The industry executives denied any effort to deceive the public and pointed to the role played by fossil fuels in economic growth and the industry’s investments in technologies such as carbon capture, hydrogen and biofuels.

“Some have sought to portray ExxonMobil’s policy positions as climate denialism and have baselessly claimed that ExxonMobil withheld information or spread disinformation about climate change. Neither charge is true,” chief executive Darren Woods told the committee.

Gretchen Watkins, president of Shell’s US division, said providing reliable sources of energy while tackling climate change was “one of the defining challenges of our time”, but underlined the importance of fossil fuels in the modern economy.

“Fuel is needed to power trucks, airplanes and ships that move people around the globe. Petrochemicals are needed for everything from clothing to cell phones,” she said.

The hearings laid bare the partisan split over climate change in Congress, with Republican members questioning the motivations of Democrats in holding the hearings and seizing on the opportunity to slam Joe Biden for rising fuel prices.

“I have concerns about today’s hearing and the legitimacy of Democrats’ so-called investigation of America’s oil and gas companies,” said James Comer, a Kentucky representative and Republican ranking member of the committee. “When are we going to hold a hearing with a Biden administration member so we can hold the federal government accountable?”

The role of fossil fuels in contributing to greenhouse gas emissions has been brought into focus ahead of the UN COP26 climate summit, which begins in Glasgow next week.

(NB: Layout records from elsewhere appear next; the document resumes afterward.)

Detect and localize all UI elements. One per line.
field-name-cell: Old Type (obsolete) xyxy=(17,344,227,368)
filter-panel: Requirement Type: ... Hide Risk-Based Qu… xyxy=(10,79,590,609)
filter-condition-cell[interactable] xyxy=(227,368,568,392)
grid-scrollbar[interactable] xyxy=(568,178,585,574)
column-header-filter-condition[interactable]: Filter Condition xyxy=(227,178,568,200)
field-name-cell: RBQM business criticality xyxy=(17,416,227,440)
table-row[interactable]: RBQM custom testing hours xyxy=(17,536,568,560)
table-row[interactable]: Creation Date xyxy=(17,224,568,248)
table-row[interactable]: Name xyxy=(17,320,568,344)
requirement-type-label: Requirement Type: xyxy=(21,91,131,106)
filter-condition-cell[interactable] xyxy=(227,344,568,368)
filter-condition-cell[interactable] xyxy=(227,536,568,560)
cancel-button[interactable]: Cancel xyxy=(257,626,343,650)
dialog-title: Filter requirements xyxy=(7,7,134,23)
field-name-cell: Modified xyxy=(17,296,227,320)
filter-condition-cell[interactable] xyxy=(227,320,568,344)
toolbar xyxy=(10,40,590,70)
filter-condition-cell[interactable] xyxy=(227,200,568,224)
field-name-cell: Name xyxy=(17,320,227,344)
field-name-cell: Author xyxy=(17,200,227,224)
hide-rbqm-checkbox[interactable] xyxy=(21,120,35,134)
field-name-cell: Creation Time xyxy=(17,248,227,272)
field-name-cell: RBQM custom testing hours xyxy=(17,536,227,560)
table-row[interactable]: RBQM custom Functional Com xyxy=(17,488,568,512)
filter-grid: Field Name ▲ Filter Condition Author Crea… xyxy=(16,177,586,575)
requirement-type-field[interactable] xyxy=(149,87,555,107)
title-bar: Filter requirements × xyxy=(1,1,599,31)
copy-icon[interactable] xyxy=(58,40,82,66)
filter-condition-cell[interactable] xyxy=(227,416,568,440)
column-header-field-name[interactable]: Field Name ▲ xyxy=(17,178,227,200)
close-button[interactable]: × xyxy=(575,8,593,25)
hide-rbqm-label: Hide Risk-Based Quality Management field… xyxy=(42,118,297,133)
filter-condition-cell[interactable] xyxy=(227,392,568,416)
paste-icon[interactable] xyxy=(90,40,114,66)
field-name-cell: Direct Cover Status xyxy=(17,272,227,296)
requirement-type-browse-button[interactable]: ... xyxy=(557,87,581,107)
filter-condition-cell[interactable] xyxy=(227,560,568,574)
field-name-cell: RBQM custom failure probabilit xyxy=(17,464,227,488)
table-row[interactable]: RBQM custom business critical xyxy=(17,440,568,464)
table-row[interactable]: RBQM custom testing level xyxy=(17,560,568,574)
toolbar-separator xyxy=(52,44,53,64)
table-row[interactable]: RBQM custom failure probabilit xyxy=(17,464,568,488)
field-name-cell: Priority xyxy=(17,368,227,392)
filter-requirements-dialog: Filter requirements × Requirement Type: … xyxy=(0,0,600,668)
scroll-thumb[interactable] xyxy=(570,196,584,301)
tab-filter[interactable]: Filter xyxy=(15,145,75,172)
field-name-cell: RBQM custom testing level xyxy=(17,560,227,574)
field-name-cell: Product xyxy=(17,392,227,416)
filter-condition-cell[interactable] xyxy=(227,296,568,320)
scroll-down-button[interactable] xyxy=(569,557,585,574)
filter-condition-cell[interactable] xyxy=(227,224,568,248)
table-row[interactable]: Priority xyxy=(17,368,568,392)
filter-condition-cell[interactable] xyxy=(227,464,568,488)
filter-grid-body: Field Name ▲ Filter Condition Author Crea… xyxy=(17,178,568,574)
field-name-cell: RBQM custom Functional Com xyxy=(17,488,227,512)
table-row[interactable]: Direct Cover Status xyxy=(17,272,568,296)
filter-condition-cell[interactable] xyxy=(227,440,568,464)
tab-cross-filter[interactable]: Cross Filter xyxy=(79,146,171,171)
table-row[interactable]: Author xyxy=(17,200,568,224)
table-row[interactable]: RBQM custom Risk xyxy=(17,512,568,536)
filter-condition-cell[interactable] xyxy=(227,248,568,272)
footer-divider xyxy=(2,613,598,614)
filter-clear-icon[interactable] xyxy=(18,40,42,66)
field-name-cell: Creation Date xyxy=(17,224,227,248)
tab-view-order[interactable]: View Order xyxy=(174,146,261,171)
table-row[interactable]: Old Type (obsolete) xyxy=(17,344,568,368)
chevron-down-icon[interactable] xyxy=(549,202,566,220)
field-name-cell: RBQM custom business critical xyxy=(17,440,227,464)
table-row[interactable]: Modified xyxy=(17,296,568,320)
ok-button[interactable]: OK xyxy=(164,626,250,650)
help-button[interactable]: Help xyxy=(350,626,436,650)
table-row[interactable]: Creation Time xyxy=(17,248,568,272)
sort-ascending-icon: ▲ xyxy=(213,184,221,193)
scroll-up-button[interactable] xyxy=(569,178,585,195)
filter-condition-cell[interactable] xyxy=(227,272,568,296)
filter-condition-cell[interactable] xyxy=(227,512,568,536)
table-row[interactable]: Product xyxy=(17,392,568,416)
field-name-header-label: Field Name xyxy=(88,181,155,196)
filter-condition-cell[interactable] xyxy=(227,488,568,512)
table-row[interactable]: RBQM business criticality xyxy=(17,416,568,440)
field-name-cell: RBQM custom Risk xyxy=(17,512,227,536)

Democratic lawmakers homed in on the disparity between US and European majors’ in their strategies to cut emissions. California representative Ro Khanna pressed Woods and Chevron chief Mike Wirth over their companies’ plans to increase output while their European counterparts sought to cut output.

That prompted an angry retort from Jim Jordan, an Ohio Republican, who said calling on American oil and gas companies to reduce production while the president was calling on members of the Opec+ cartel to pump more oil in order to lower prices “may be the dumbest thing I’ve ever heard”.